The four-wheel drive vehicle 10 of the above embodiment is
Although the FR-based 4WD is of a type that constantly drives the rear wheel 18 and appropriately assists with the front wheel 22, the F-type of the type that constantly drives the front wheel 22 and appropriately assists with the rear wheel 18 is used.
An F-based 4WD may be used.

In the above-described embodiment, the front wheel driving force transmission device 24 is housed in the housing of the engine 10. However, as in the transaxle housing,
It may be in a housing integrally connected to the engine 10.

Although the transmission 28 in the above-described embodiment is a stepped manual transmission or an automatic transmission, it may be a continuously variable transmission such as a CVT.

The shift position determining means 102 in the above-described embodiment determines forward or reverse based on the actual gear position of the transmission 28. However, when the shift lever is in the R (reverse) range or the D (drive) ) Forward or backward may be determined based on the operation to the range.

The above is merely an example of the present invention, and the present invention can be variously modified without departing from the gist thereof.

[Brief description of the drawings]

FIG. 1 is a diagram illustrating a configuration of a power transmission device for a four-wheel drive vehicle according to an embodiment of the present invention.

FIG. 2 is a view for explaining a configuration of a switching mechanism provided in the front wheel driving force transmission device of FIG. 1, and is a view showing a forward coupling state.

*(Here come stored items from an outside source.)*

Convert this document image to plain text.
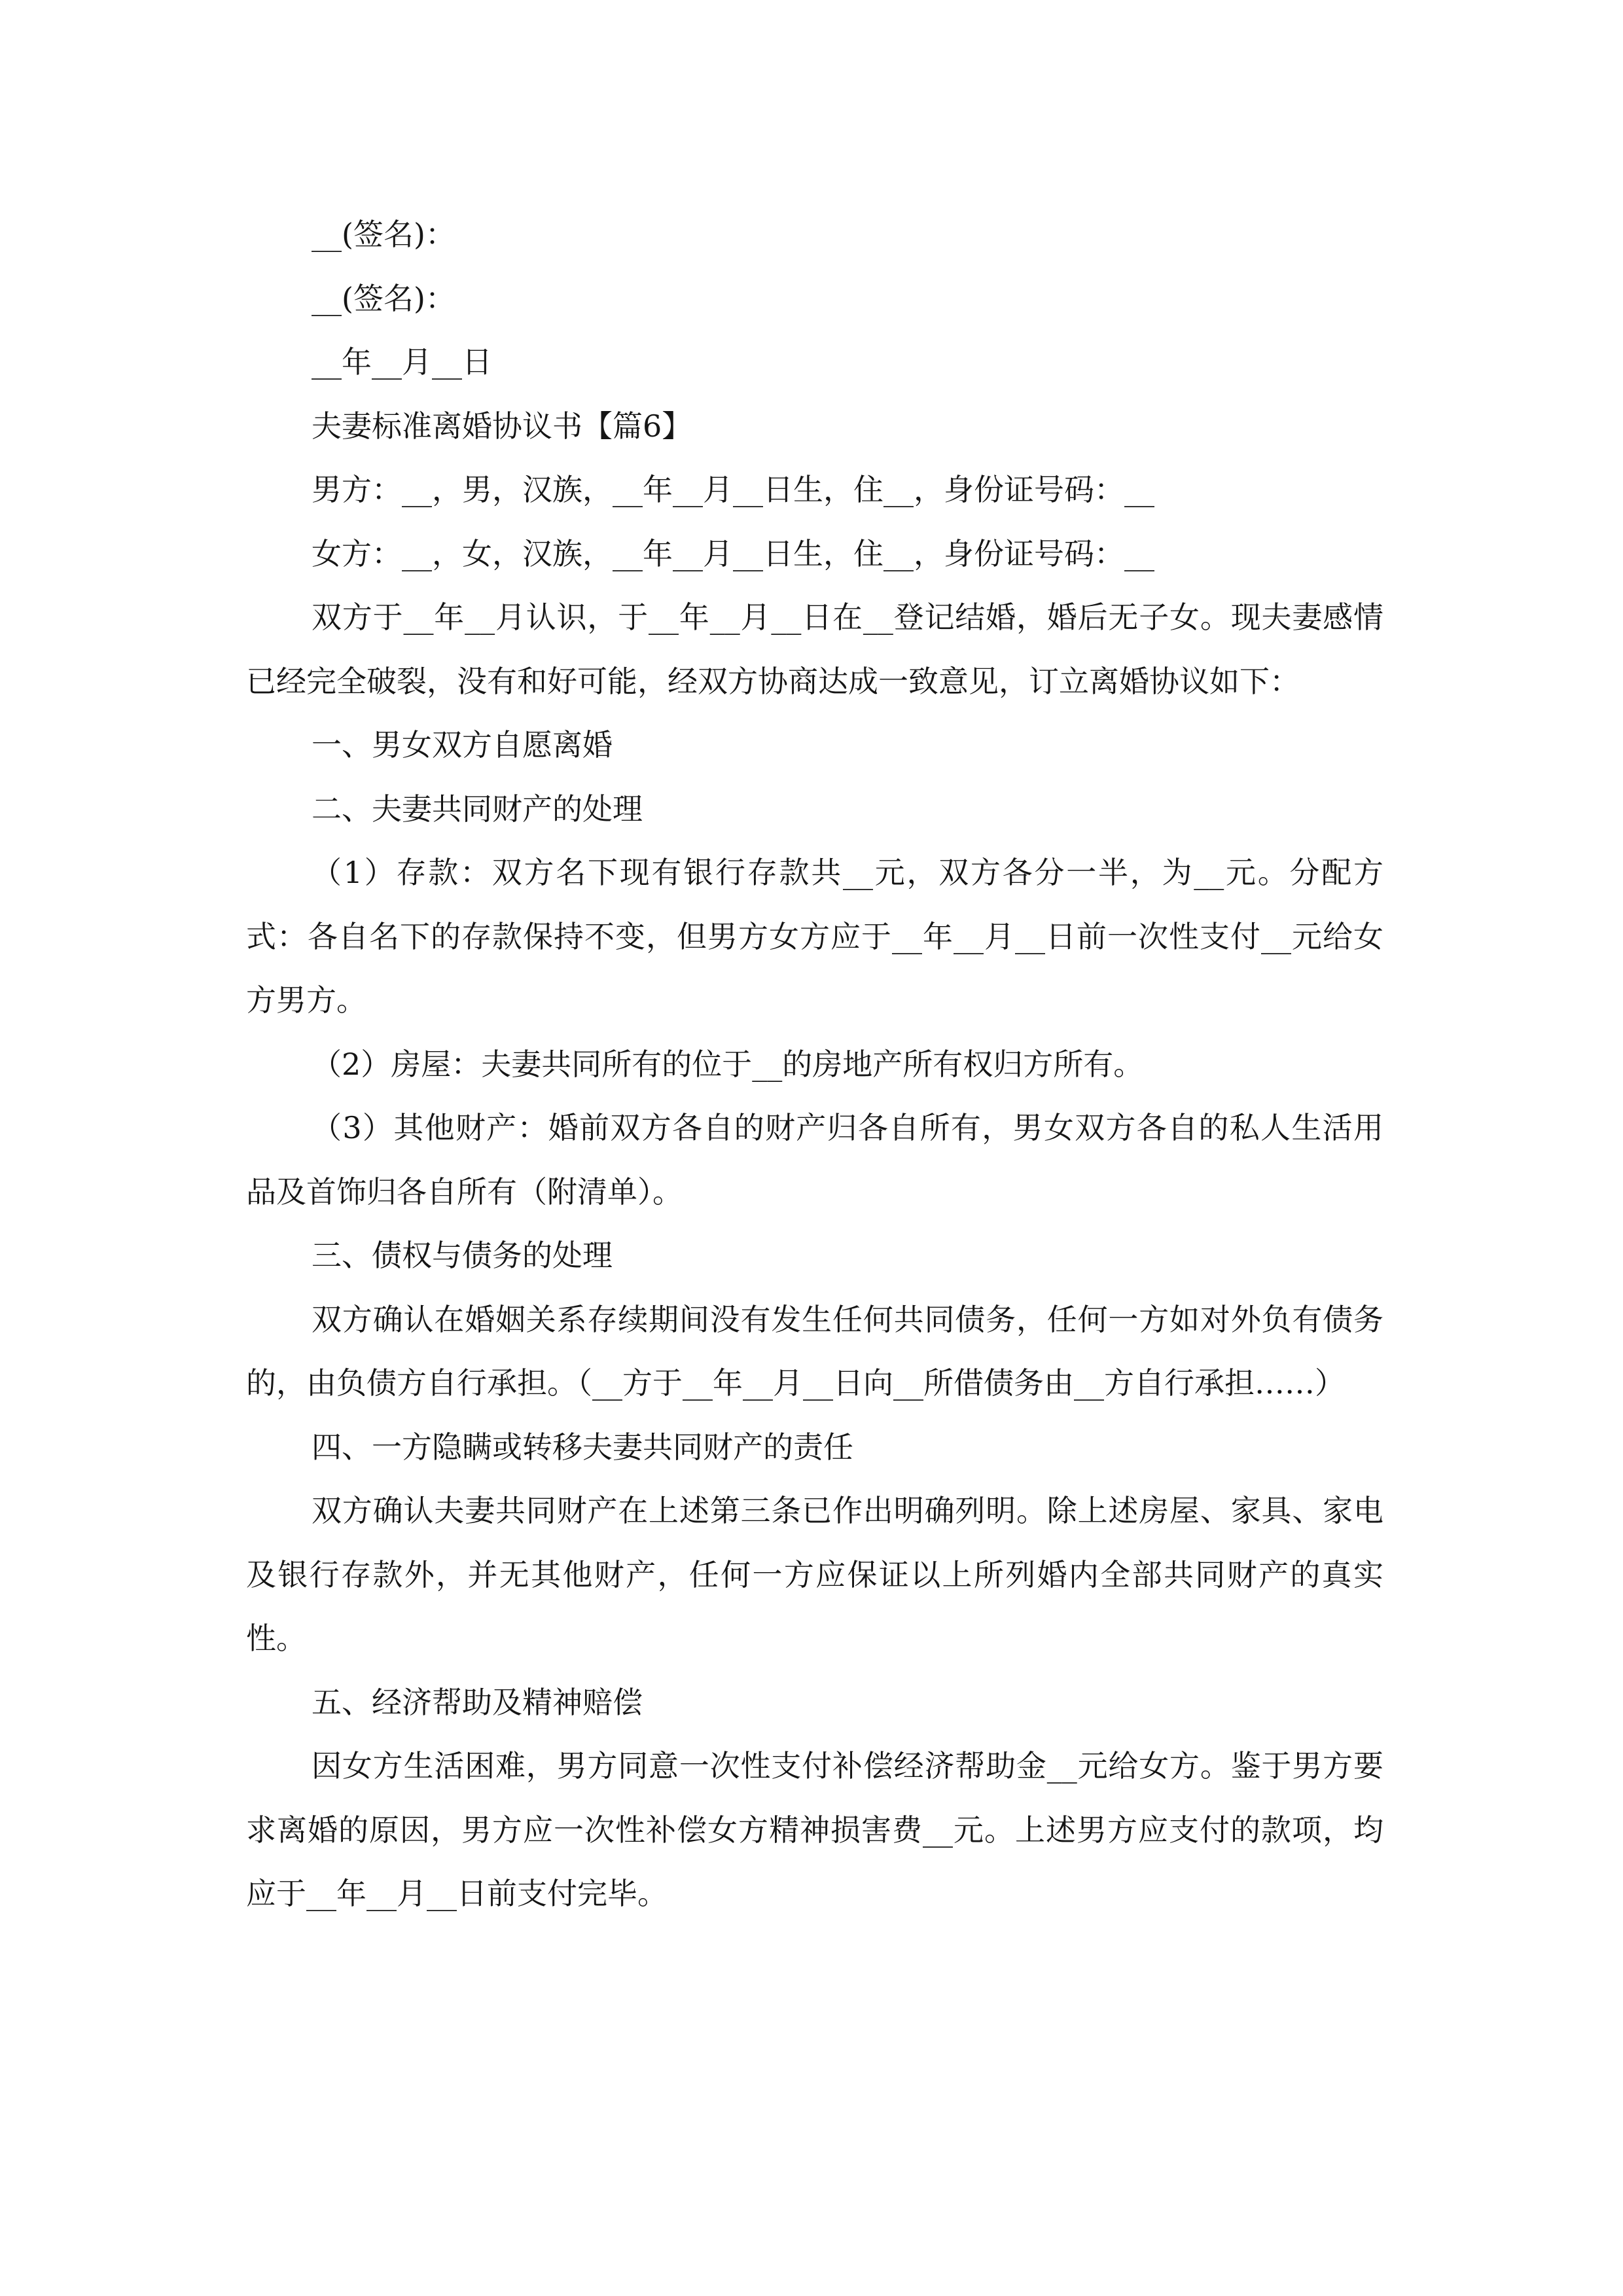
__(签名)：

__(签名)：

__年__月__日

夫妻标准离婚协议书【篇6】

男方：__，男，汉族，__年__月__日生，住__，身份证号码：__

女方：__，女，汉族，__年__月__日生，住__，身份证号码：__

双方于__年__月认识，于__年__月__日在__登记结婚，婚后无子女。现夫妻感情已经完全破裂，没有和好可能，经双方协商达成一致意见，订立离婚协议如下：

一、男女双方自愿离婚

二、夫妻共同财产的处理

（1）存款：双方名下现有银行存款共__元，双方各分一半，为__元。分配方式：各自名下的存款保持不变，但男方女方应于__年__月__日前一次性支付__元给女方男方。

（2）房屋：夫妻共同所有的位于__的房地产所有权归方所有。

（3）其他财产：婚前双方各自的财产归各自所有，男女双方各自的私人生活用品及首饰归各自所有（附清单）。

三、债权与债务的处理

双方确认在婚姻关系存续期间没有发生任何共同债务，任何一方如对外负有债务的，由负债方自行承担。（__方于__年__月__日向__所借债务由__方自行承担……）

四、一方隐瞒或转移夫妻共同财产的责任

双方确认夫妻共同财产在上述第三条已作出明确列明。除上述房屋、家具、家电及银行存款外，并无其他财产，任何一方应保证以上所列婚内全部共同财产的真实性。

五、经济帮助及精神赔偿

因女方生活困难，男方同意一次性支付补偿经济帮助金__元给女方。鉴于男方要求离婚的原因，男方应一次性补偿女方精神损害费__元。上述男方应支付的款项，均应于__年__月__日前支付完毕。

FIG. 3 is a diagram for explaining a configuration of a switching mechanism provided in the front wheel driving force transmission device of FIG. 1, and is a diagram showing a reverse coupling state.

FIG. 4 is a diagram illustrating a configuration of a switching mechanism provided in the front wheel driving force transmission device of FIG. 1, and is a diagram illustrating a power transmission path interrupted state.

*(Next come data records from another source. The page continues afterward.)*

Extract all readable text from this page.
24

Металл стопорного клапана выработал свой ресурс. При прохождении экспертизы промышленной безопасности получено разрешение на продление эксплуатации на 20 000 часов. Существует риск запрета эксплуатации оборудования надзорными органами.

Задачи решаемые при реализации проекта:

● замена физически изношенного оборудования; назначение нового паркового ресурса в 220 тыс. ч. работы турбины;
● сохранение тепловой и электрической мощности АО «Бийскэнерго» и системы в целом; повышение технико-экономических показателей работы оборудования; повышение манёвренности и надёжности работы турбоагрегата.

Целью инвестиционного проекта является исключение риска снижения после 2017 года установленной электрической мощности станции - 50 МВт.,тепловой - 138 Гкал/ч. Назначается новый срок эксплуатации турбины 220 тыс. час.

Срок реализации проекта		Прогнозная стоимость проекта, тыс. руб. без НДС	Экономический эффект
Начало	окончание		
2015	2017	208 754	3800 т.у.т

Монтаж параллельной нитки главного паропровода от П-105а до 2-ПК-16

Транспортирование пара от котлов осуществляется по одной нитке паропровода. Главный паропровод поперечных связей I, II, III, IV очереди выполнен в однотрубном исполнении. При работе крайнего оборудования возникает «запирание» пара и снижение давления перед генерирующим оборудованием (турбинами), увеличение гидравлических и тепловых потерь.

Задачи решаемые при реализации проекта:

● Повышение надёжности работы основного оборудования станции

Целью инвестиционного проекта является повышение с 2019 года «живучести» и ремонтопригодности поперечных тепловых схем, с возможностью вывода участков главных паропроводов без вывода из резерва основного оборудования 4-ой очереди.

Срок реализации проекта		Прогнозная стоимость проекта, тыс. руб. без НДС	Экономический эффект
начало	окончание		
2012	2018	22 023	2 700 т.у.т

FIG. 5 is a functional block diagram illustrating a main part of a control function of the electronic control device of FIG. 1;

6 is a flowchart illustrating a main part of a control operation of the electronic control device of FIG. 1 and is a diagram illustrating a sub-drive wheel assist routine.

FIG. 7 is a diagram for explaining a configuration of a switching mechanism in another embodiment of the present invention, and is a diagram corresponding to FIG. 2 showing a forward coupling state.

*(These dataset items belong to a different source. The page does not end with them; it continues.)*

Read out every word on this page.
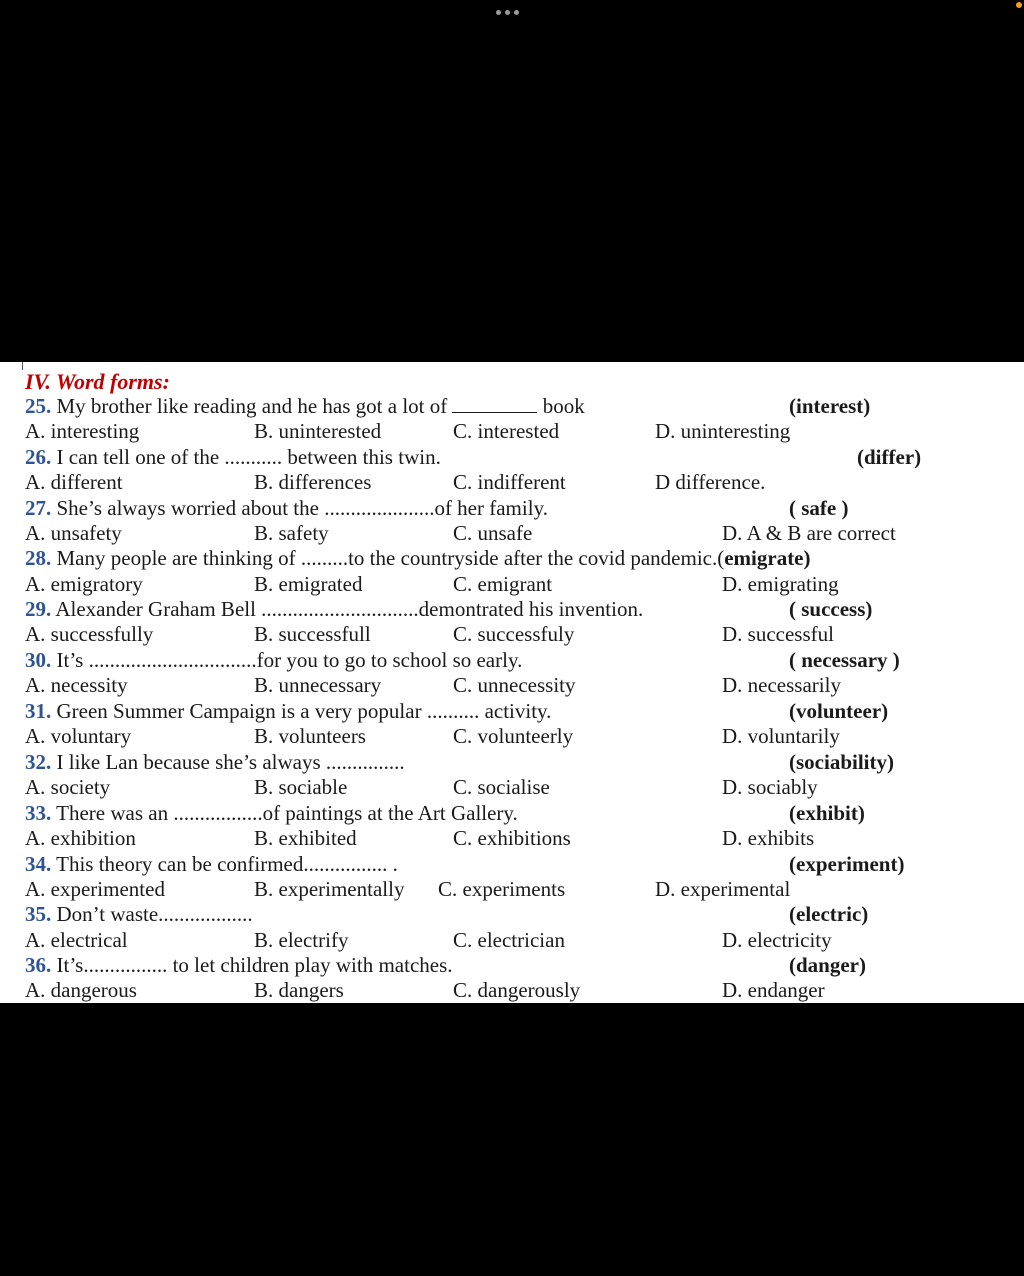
IV. Word forms:
25. My brother like reading and he has got a lot of	book	(interest)
A. interesting	B. uninterested	C. interested	D. uninteresting
26. I can tell one of the ........... between this twin.	(differ)
A. different	B. differences	C. indifferent	D difference.
27. She’s always worried about the .....................of her family.	( safe )
A. unsafety	B. safety	C. unsafe	D. A & B are correct
28. Many people are thinking of .........to the countryside after the covid pandemic.(emigrate)
A. emigratory	B. emigrated	C. emigrant	D. emigrating
29. Alexander Graham Bell ..............................demontrated his invention.	( success)
A. successfully	B. successfull	C. successfuly	D. successful
30. It’s ................................for you to go to school so early.	( necessary )
A. necessity	B. unnecessary	C. unnecessity	D. necessarily
31. Green Summer Campaign is a very popular .......... activity.	(volunteer)
A. voluntary	B. volunteers	C. volunteerly	D. voluntarily
32. I like Lan because she’s always ...............	(sociability)
A. society	B. sociable	C. socialise	D. sociably
33. There was an .................of paintings at the Art Gallery.	(exhibit)
A. exhibition	B. exhibited	C. exhibitions	D. exhibits
34. This theory can be confirmed................ .	(experiment)
A. experimented	B. experimentally C. experiments	D. experimental
35. Don’t waste..................	(electric)
A. electrical	B. electrify	C. electrician	D. electricity
36. It’s................ to let children play with matches.	(danger)
A. dangerous	B. dangers	C. dangerously	D. endanger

8 is a diagram for explaining the configuration of the switching mechanism in the embodiment of FIG. 7, and is a diagram corresponding to FIG. 4 showing a power transmission path cut-off state.

FIG. 9 is a diagram showing a configuration of a four-wheel drive vehicle according to another embodiment of the present invention, and is a diagram corresponding to FIG.

[Explanation of symbols]

 10: four-wheel drive vehicle 14: engine 16: crankshaft (output shaft) 20: rear wheel drive force transmission device 24: front wheel drive force transmission device 36: control clutch 38: switching mechanism

Claims (2)

[Claims] 1. A four-wheel drive vehicle capable of transmitting a driving force output from an engine to a front wheel and a rear wheel, wherein the driving force is mechanically transmitted from one end of an output shaft of the engine to the rear wheel. A rear wheel driving force transmitting device for transmitting, and a front wheel driving force transmitting device for mechanically transmitting a driving force from the other end of the output shaft of the engine to the front wheel. Four-wheel drive vehicle. A control clutch provided in series in a power transmission path from the other end of the output shaft to the front wheel; a coupled state for coupling the power transmission path; and a disconnected state for disconnecting the power transmission path. 2. A four-wheel drive vehicle according to claim 1, further comprising: a switching mechanism interposed in said power transmission path for selectively switching the vehicle.